Selama penyelenggaraan Pesona Kulminasi Matahari terjadi peningkatan jumlah pengunjung dari tahun sebelumnya. Oleh karena itu, dirinya berharap kegiatan ini akan semakin baik dan meriah di tahun-tahun berikutnya.
“Yang terpenting adalah partisipasi aktif dari seluruh lapisan masyarakat, untuk terus mengingat dan tidak melupakan budaya kita ini,” tandasnya.
“Sebab, Tugu Khatulistiwa ini bukan hanya milik Pemerintah, akan tetapi, milik seluruh lapisan masyarakat, khususnya masyarakat Kota Pontianak,” sambung Saleh.
Ditambahkan Kepala Seksi Promosi dan Pemasaran Disporapar Kota Pontianak, Hendra Feilani, pihaknya akan menjadikan kegiatan pertama dalam tahun ini sebuah bahan evaluasi untuk semakin mantap pada periode depan. “Rencananya september nanti kami akan adakan lomba sampan tradisional dan lomba kano supaya lebih meriah,” ujarnya.
Mengangkat budaya tradisional sebagai bagian di dalam agenda mendatang dianggap bisa menambah semarak kegiatan. Selain itu, mengangkat budaya tradisional Pontianak akan semakin menambah daya tarik wisatawan dalam negeri maupun luar negeri.

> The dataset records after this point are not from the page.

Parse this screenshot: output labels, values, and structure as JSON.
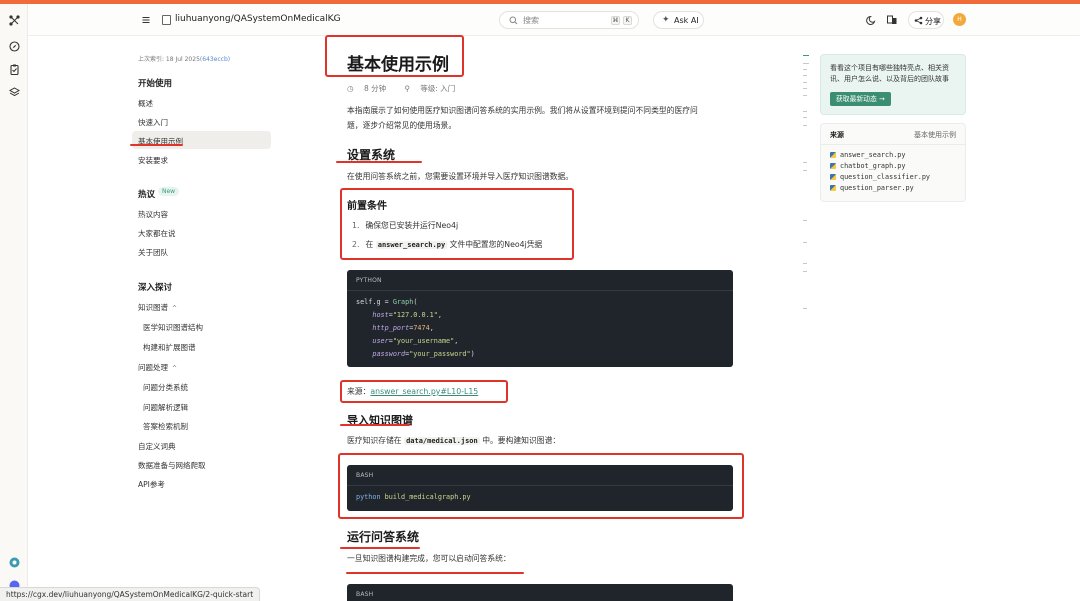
{
  "header": {
    "repo_name": "liuhuanyong/QASystemOnMedicalKG",
    "search_placeholder": "搜索",
    "kbd_cmd": "⌘",
    "kbd_k": "K",
    "ask_ai": "Ask AI",
    "share": "分享",
    "avatar_initial": "H"
  },
  "sidebar": {
    "last_index_label": "上次索引: 18 Jul 2025",
    "last_index_hash": "(643eccb)",
    "section_getting_started": "开始使用",
    "item_overview": "概述",
    "item_quick_start": "快速入门",
    "item_basic_examples": "基本使用示例",
    "item_install": "安装要求",
    "section_hot": "热议",
    "new_badge": "New",
    "item_hot_content": "热议内容",
    "item_everyone": "大家都在说",
    "item_about_team": "关于团队",
    "section_deep_dive": "深入探讨",
    "item_kg": "知识图谱",
    "item_kg_structure": "医学知识图谱结构",
    "item_kg_build": "构建和扩展图谱",
    "item_qp": "问题处理",
    "item_qp_classify": "问题分类系统",
    "item_qp_parse": "问题解析逻辑",
    "item_qp_retrieve": "答案检索机制",
    "item_custom_dict": "自定义词典",
    "item_data_prep": "数据准备与网络爬取",
    "item_api": "API参考"
  },
  "main": {
    "title": "基本使用示例",
    "read_time": "8 分钟",
    "level": "等级: 入门",
    "intro_line1": "本指南展示了如何使用医疗知识图谱问答系统的实用示例。我们将从设置环境到提问不同类型的医疗问",
    "intro_line2": "题，逐步介绍常见的使用场景。",
    "h_setup": "设置系统",
    "setup_desc": "在使用问答系统之前，您需要设置环境并导入医疗知识图谱数据。",
    "h_prereq": "前置条件",
    "prereq_1": "确保您已安装并运行Neo4j",
    "prereq_2_pre": "在",
    "prereq_2_code": "answer_search.py",
    "prereq_2_post": "文件中配置您的Neo4j凭据",
    "code1_lang": "PYTHON",
    "code1_l1_a": "self.g = ",
    "code1_l1_fn": "Graph",
    "code1_l1_b": "(",
    "code1_l2_p": "host",
    "code1_l2_v": "\"127.0.0.1\"",
    "code1_l3_p": "http_port",
    "code1_l3_v": "7474",
    "code1_l4_p": "user",
    "code1_l4_v": "\"your_username\"",
    "code1_l5_p": "password",
    "code1_l5_v": "\"your_password\"",
    "source_label": "来源：",
    "source_link": "answer_search.py#L10-L15",
    "h_import": "导入知识图谱",
    "import_desc_pre": "医疗知识存储在",
    "import_desc_code": "data/medical.json",
    "import_desc_post": "中。要构建知识图谱：",
    "code2_lang": "BASH",
    "code2_cmd": "python",
    "code2_arg": "build_medicalgraph.py",
    "h_run": "运行问答系统",
    "run_desc": "一旦知识图谱构建完成，您可以启动问答系统：",
    "code3_lang": "BASH"
  },
  "right_panel": {
    "promo_text": "看看这个项目有哪些独特亮点、相关资讯、用户怎么说、以及背后的团队故事",
    "promo_button": "获取最新动态 →",
    "sources_title": "来源",
    "sources_page": "基本使用示例",
    "source_files": [
      "answer_search.py",
      "chatbot_graph.py",
      "question_classifier.py",
      "question_parser.py"
    ]
  },
  "status_url": "https://cgx.dev/liuhuanyong/QASystemOnMedicalKG/2-quick-start",
  "colors": {
    "accent": "#f06a3a",
    "annotation_red": "#e0342b",
    "link_green": "#3a8a7a",
    "code_bg": "#20252c"
  }
}
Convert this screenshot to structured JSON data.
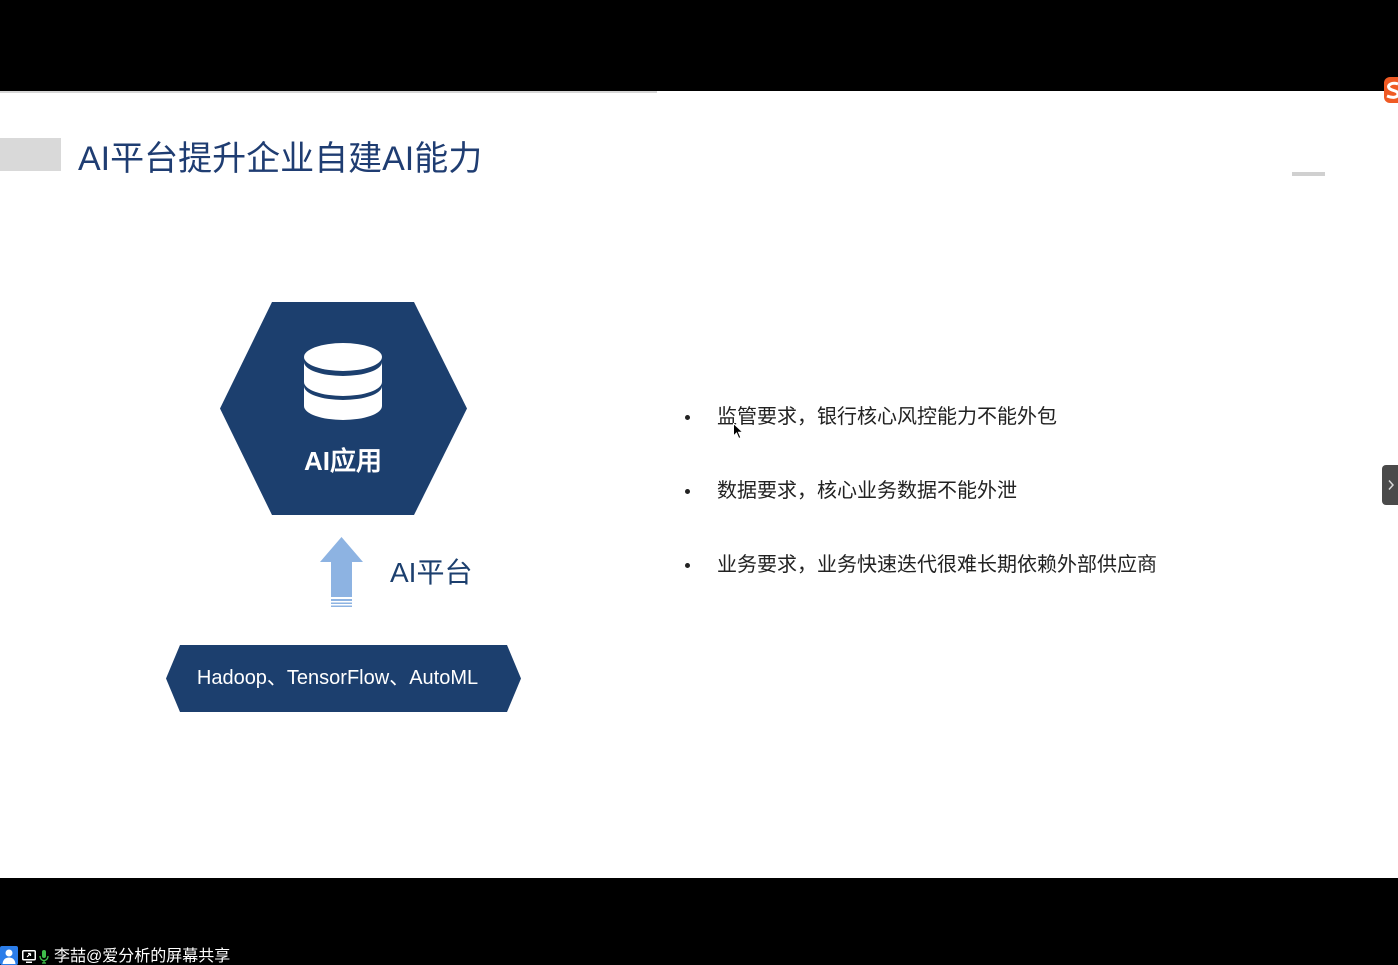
{
  "slide": {
    "title": "AI平台提升企业自建AI能力",
    "diagram": {
      "hexagon_label": "AI应用",
      "platform_label": "AI平台",
      "base_label": "Hadoop、TensorFlow、AutoML"
    },
    "bullets": [
      "监管要求，银行核心风控能力不能外包",
      "数据要求，核心业务数据不能外泄",
      "业务要求，业务快速迭代很难长期依赖外部供应商"
    ]
  },
  "share_bar": {
    "label": "李喆@爱分析的屏幕共享"
  },
  "icons": {
    "input_method": "sogou-ime-icon",
    "hexagon": "database-icon",
    "arrow": "arrow-up-icon",
    "cursor": "mouse-cursor-icon",
    "side_panel": "chevron-right-icon",
    "user": "user-icon",
    "share": "screen-share-icon",
    "mic": "microphone-icon"
  },
  "colors": {
    "navy": "#1c3f6e",
    "title": "#1f3d72",
    "arrow": "#8db3e2",
    "text": "#222222",
    "accent_gray": "#d9d9d9",
    "side_tab": "#4a4a4a",
    "sogou_orange": "#ef5a24",
    "user_blue": "#2b7de9",
    "mic_green": "#3fbf4a"
  }
}
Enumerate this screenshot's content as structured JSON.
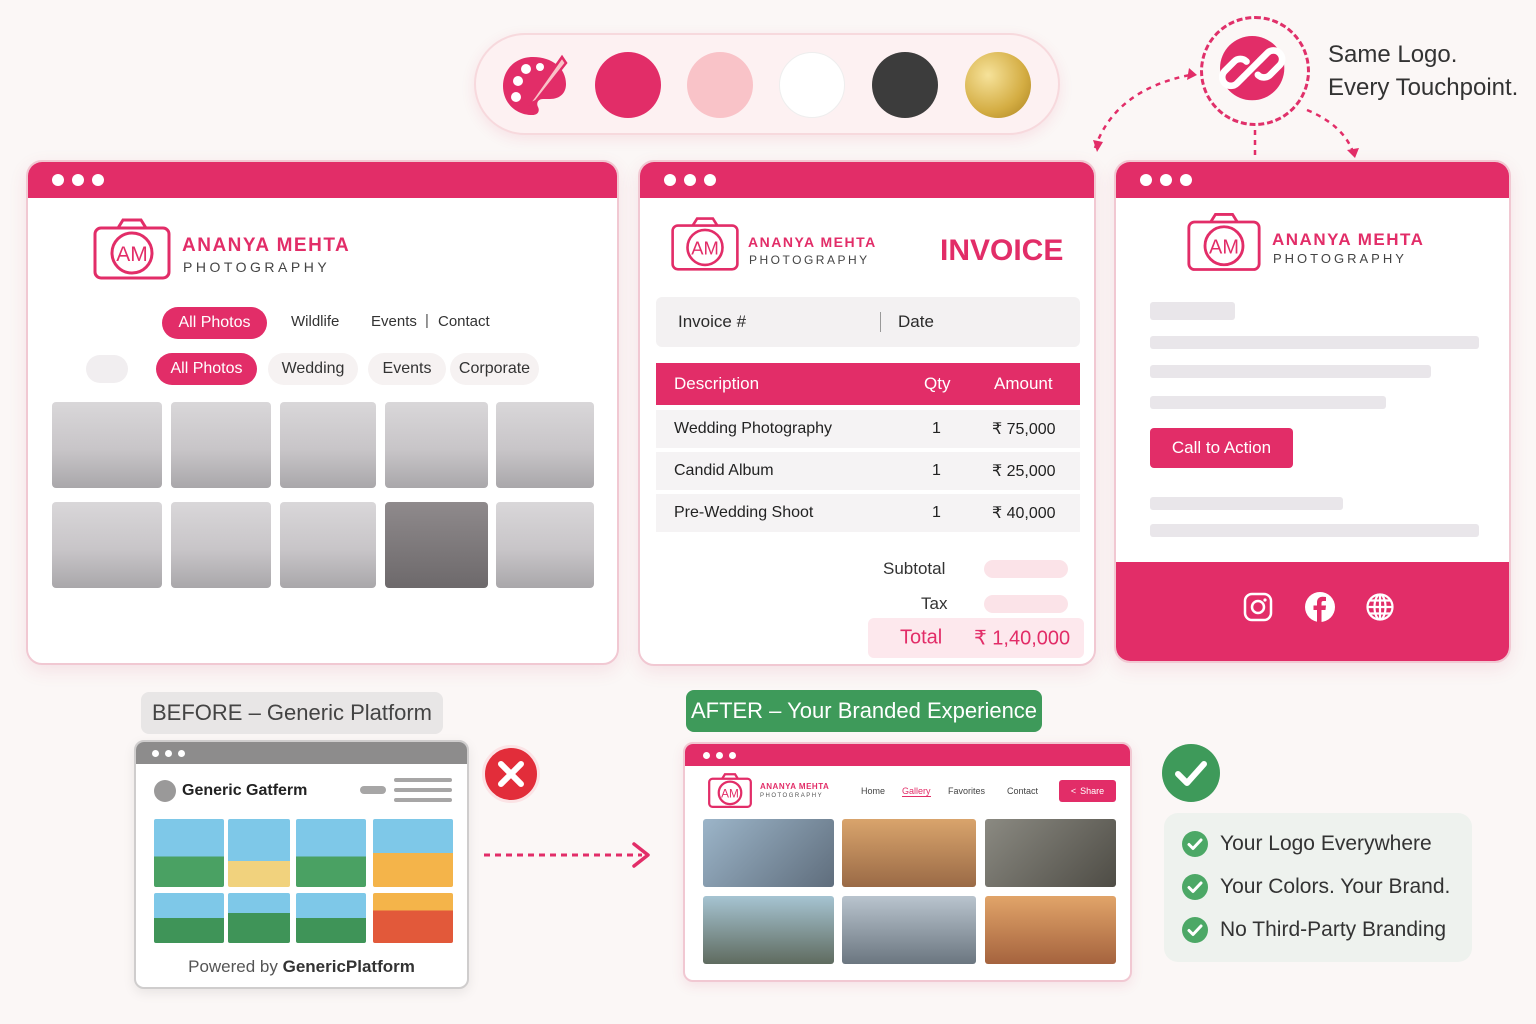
{
  "palette": {
    "icon": "paint-palette-icon",
    "colors": [
      "#e22d68",
      "#f9c3c8",
      "#ffffff",
      "#3c3c3c",
      "#d4ad43"
    ]
  },
  "link_badge": {
    "icon": "chain-link-icon"
  },
  "tagline": {
    "line1": "Same Logo.",
    "line2": "Every Touchpoint."
  },
  "brand": {
    "monogram": "AM",
    "name": "ANANYA MEHTA",
    "sub": "PHOTOGRAPHY"
  },
  "portfolio": {
    "top_nav": [
      "All Photos",
      "Wildlife",
      "Events",
      "Contact"
    ],
    "filters": [
      "All Photos",
      "Wedding",
      "Events",
      "Corporate"
    ]
  },
  "invoice": {
    "title": "INVOICE",
    "meta": {
      "number_label": "Invoice #",
      "date_label": "Date"
    },
    "columns": [
      "Description",
      "Qty",
      "Amount"
    ],
    "rows": [
      {
        "description": "Wedding Photography",
        "qty": "1",
        "amount": "₹ 75,000"
      },
      {
        "description": "Candid Album",
        "qty": "1",
        "amount": "₹ 25,000"
      },
      {
        "description": "Pre-Wedding Shoot",
        "qty": "1",
        "amount": "₹ 40,000"
      }
    ],
    "subtotal_label": "Subtotal",
    "tax_label": "Tax",
    "total_label": "Total",
    "total_value": "₹ 1,40,000"
  },
  "email": {
    "cta": "Call to Action",
    "social_icons": [
      "instagram-icon",
      "facebook-icon",
      "globe-icon"
    ]
  },
  "before": {
    "tag": "BEFORE – Generic Platform",
    "platform_name": "Generic Gatferm",
    "footer_prefix": "Powered by ",
    "footer_brand": "GenericPlatform"
  },
  "after": {
    "tag": "AFTER – Your Branded Experience",
    "brand_name": "ANANYA MEHTA",
    "brand_sub": "PHOTOGRAPHY",
    "nav": [
      "Home",
      "Gallery",
      "Favorites",
      "Contact"
    ],
    "share": "Share"
  },
  "benefits": [
    "Your Logo Everywhere",
    "Your Colors. Your Brand.",
    "No Third-Party Branding"
  ]
}
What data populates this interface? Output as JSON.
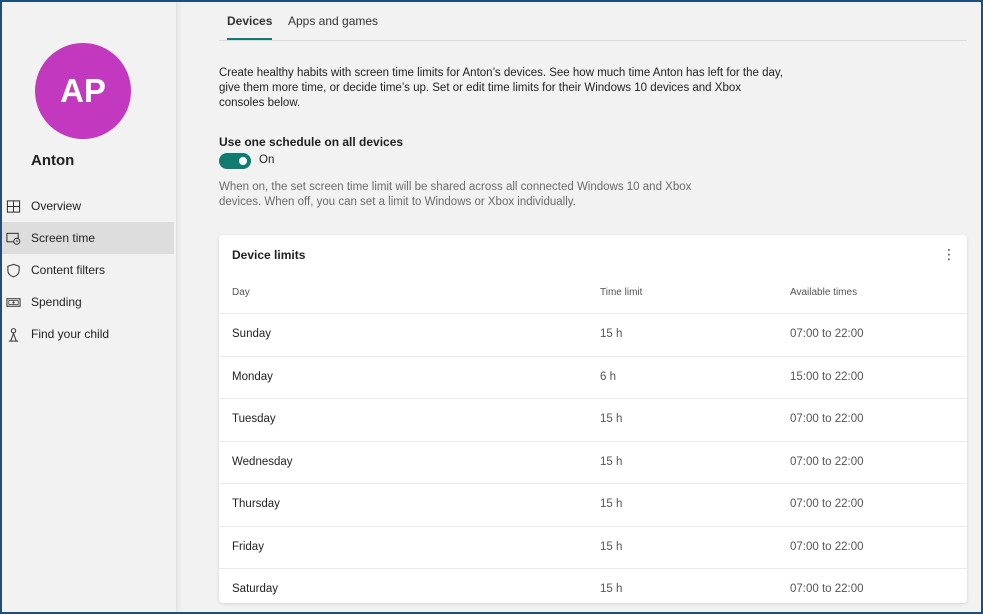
{
  "profile": {
    "initials": "AP",
    "name": "Anton",
    "avatar_color": "#c238be"
  },
  "nav": [
    {
      "label": "Overview",
      "icon": "grid-icon",
      "active": false
    },
    {
      "label": "Screen time",
      "icon": "screen-clock-icon",
      "active": true
    },
    {
      "label": "Content filters",
      "icon": "shield-icon",
      "active": false
    },
    {
      "label": "Spending",
      "icon": "money-icon",
      "active": false
    },
    {
      "label": "Find your child",
      "icon": "person-location-icon",
      "active": false
    }
  ],
  "tabs": [
    {
      "label": "Devices",
      "active": true
    },
    {
      "label": "Apps and games",
      "active": false
    }
  ],
  "intro": "Create healthy habits with screen time limits for Anton’s devices. See how much time Anton has left for the day, give them more time, or decide time’s up. Set or edit time limits for their Windows 10 devices and Xbox consoles below.",
  "schedule": {
    "label": "Use one schedule on all devices",
    "toggle_state": "On",
    "helper": "When on, the set screen time limit will be shared across all connected Windows 10 and Xbox devices. When off, you can set a limit to Windows or Xbox individually."
  },
  "device_limits": {
    "title": "Device limits",
    "columns": [
      "Day",
      "Time limit",
      "Available times"
    ],
    "rows": [
      {
        "day": "Sunday",
        "limit": "15 h",
        "times": "07:00 to 22:00"
      },
      {
        "day": "Monday",
        "limit": "6 h",
        "times": "15:00 to 22:00"
      },
      {
        "day": "Tuesday",
        "limit": "15 h",
        "times": "07:00 to 22:00"
      },
      {
        "day": "Wednesday",
        "limit": "15 h",
        "times": "07:00 to 22:00"
      },
      {
        "day": "Thursday",
        "limit": "15 h",
        "times": "07:00 to 22:00"
      },
      {
        "day": "Friday",
        "limit": "15 h",
        "times": "07:00 to 22:00"
      },
      {
        "day": "Saturday",
        "limit": "15 h",
        "times": "07:00 to 22:00"
      }
    ]
  },
  "colors": {
    "accent": "#107c6f",
    "frame": "#1f4e79"
  }
}
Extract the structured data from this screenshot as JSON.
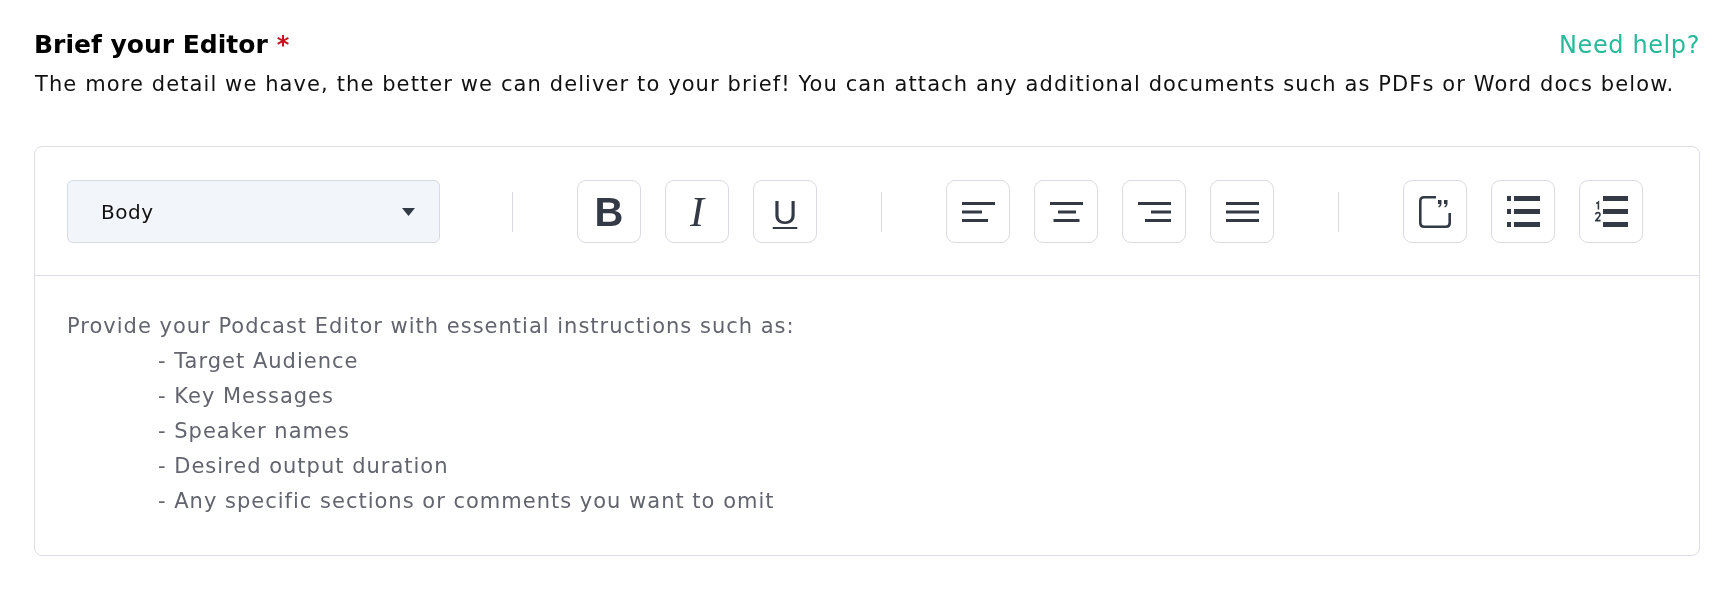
{
  "header": {
    "title": "Brief your Editor",
    "required_mark": "*",
    "help_link": "Need help?",
    "description": "The more detail we have, the better we can deliver to your brief! You can attach any additional documents such as PDFs or Word docs below."
  },
  "editor": {
    "block_style": {
      "value": "Body"
    },
    "toolbar_groups": [
      {
        "buttons": [
          {
            "kind": "bold",
            "label": "B"
          },
          {
            "kind": "italic",
            "label": "I"
          },
          {
            "kind": "underline",
            "label": "U"
          }
        ]
      },
      {
        "buttons": [
          {
            "kind": "align-left"
          },
          {
            "kind": "align-center"
          },
          {
            "kind": "align-right"
          },
          {
            "kind": "justify"
          }
        ]
      },
      {
        "buttons": [
          {
            "kind": "quote"
          },
          {
            "kind": "bulleted-list"
          },
          {
            "kind": "numbered-list"
          }
        ]
      }
    ],
    "placeholder": {
      "intro": "Provide your Podcast Editor with essential instructions such as:",
      "items": [
        "- Target Audience",
        "- Key Messages",
        "- Speaker names",
        "- Desired output duration",
        "- Any specific sections or comments you want to omit"
      ]
    }
  }
}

“Supaya turis-turis asing tau ini loh budaya kota Pontianak, ini loh olahraga tradisionalnya, dan semua itu unik serta memanfaatkan aset berupa sungai kapuas yang sangat luas ini,” jelasnya.
Mulai dari saat ini hingga menjelang September nanti, Disporapar Pontianak selaku penyelenggara acara sudah mulai mempublikasikan. Sehingga, diharapkan angka wisatawan bisa membeludak nantinya.
Di tempat terpisah, Warga Sungai Putat, Pontianak Utara, turut merayakan kulminasi ini. Mereka bereksperimen dengan mendirikan 500 telur di Sungai Putat.
“Ini kebetulan kita mengadakan tentang paret, event ini kebetulan juga waktu kita membersihkan parit. Tapi ternyata ada titik nol juga hingga kita berekperimen,” kata Damhuri, salah seorang warga Sungai Putat.
Diketahuinya titik nol ini, lanjut dia, bermula dari uji coba yang dilakuan menggunakan Google Map. Damhuri meminta bantuan salah seorang warga setempat yang mengetahui cara menggunakan GPS.
“Dan tidak meleset. Tingkat akurasinya mencapai 2 meter. Biasanya 4 meter sehingga ini diinisiasi masyarakat dengan mendirikan 500 telur,” pungkasnya.